[Update: Now my address is on Youtube. And very impressive Battery Recycling Expert Hans Melin Eric comments on Linkedin here]
Three weeks ago I returned from a strange and wonderful invitation to speak to a conference in Barcelona. Spain's Mobile Social Congress closed with my session on a Friday evening following the end of the larger European Mobile World Congress (MWC) which is the equivalent of Europe's CES if CES was specific to mobile phone technology.
Thanks to an invitation from Claudia Bosch and Sara Dominguez and SETEM, I had a chance to "cross-examen" a documentary they'd shown at a previous conference - 2018's E-LIFE by Ed Scott-Clarke. They showed the one-hour documentary, then gave me alone the stage for the next hour.

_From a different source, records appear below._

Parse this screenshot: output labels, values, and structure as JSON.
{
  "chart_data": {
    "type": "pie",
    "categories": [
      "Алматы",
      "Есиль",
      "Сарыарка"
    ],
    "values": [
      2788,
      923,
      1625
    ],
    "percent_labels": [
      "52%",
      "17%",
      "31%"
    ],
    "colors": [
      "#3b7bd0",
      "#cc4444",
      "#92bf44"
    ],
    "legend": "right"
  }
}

Now I don't know everyone at SETEM, I only know a couple of people who could not have been surprised when I sharply criticized that documentary. I had a number of facts to share, and I used them.
And I beat that thing like a pinata.
As background, I was interviewed by Ed Scott-Clarke, but not used in the documentary. That's not important. But more importantly, I had flown in Ghana Tech Sector expert Emmanuel Nyaletey - a superb public speaker who grew up very close to Agbobloshie... and Scott-Clarke didn't use him either.

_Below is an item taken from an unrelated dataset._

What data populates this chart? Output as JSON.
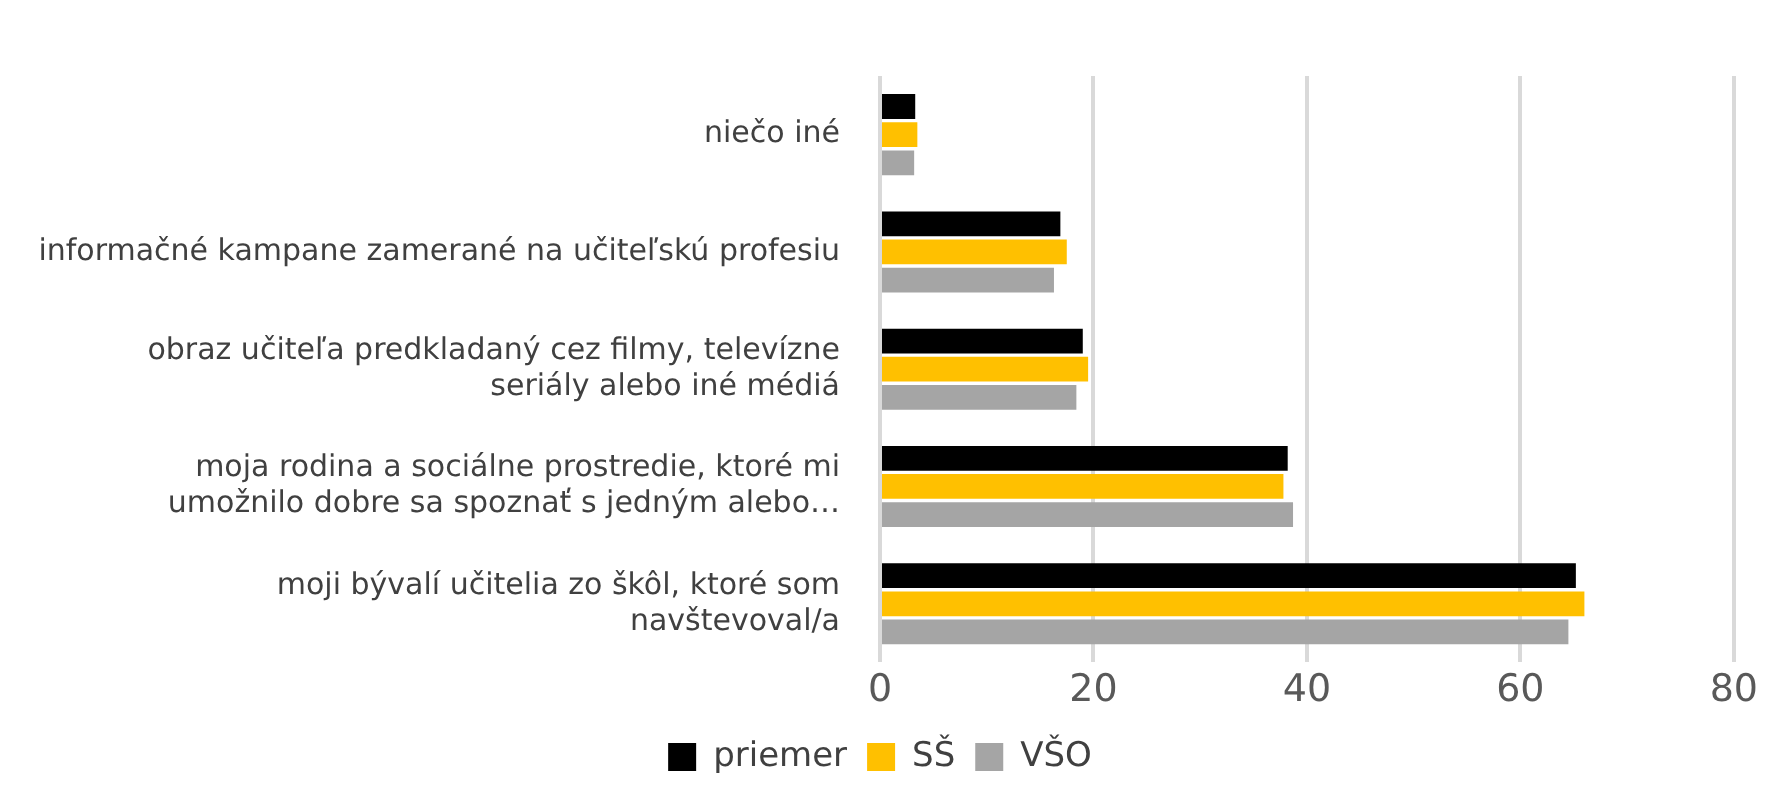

First things first: Who is SETEM? Here's an English translation of their web page.
We are people who want to change the world. We believe in a culture of international solidarity that is respectful of the dignity of the peoples of the South and aimed at denouncing and eradicating the structural causes of inequalities.
The SETEM Federation was born in 1995 as the result of the association of the SETEM associations of different autonomous communities, each with its own legal entity, but all with a common objective: to raise awareness among the Citizens about North-South inequality and its causes, promoting the personal and collective transformations necessary to achieve a fairer world.
So this progressive, environmentalist organization had a few years ago learned about the E-Waste dumpsite of Agbogbloshie and made several trips to "save the Africans"... and while learning more and more about the place, some of my contacts there realized that something wasn't adding up. For one, there was never a sea container. No one has ever seen one there, much less "400 to 500 per month". The materials were being collected by young men with push carts from around the city of Accra... just like the ubiquitous African scrap carters that abound on streets of Barcelona, Madrid, and Seville - and the Canary Islands.
During my hour tearing apart Edward Scott-Clarke's documentary, I had another documentary playing behind me without sound - Scrap Metal Men, In the Life, by Alex Wondergam.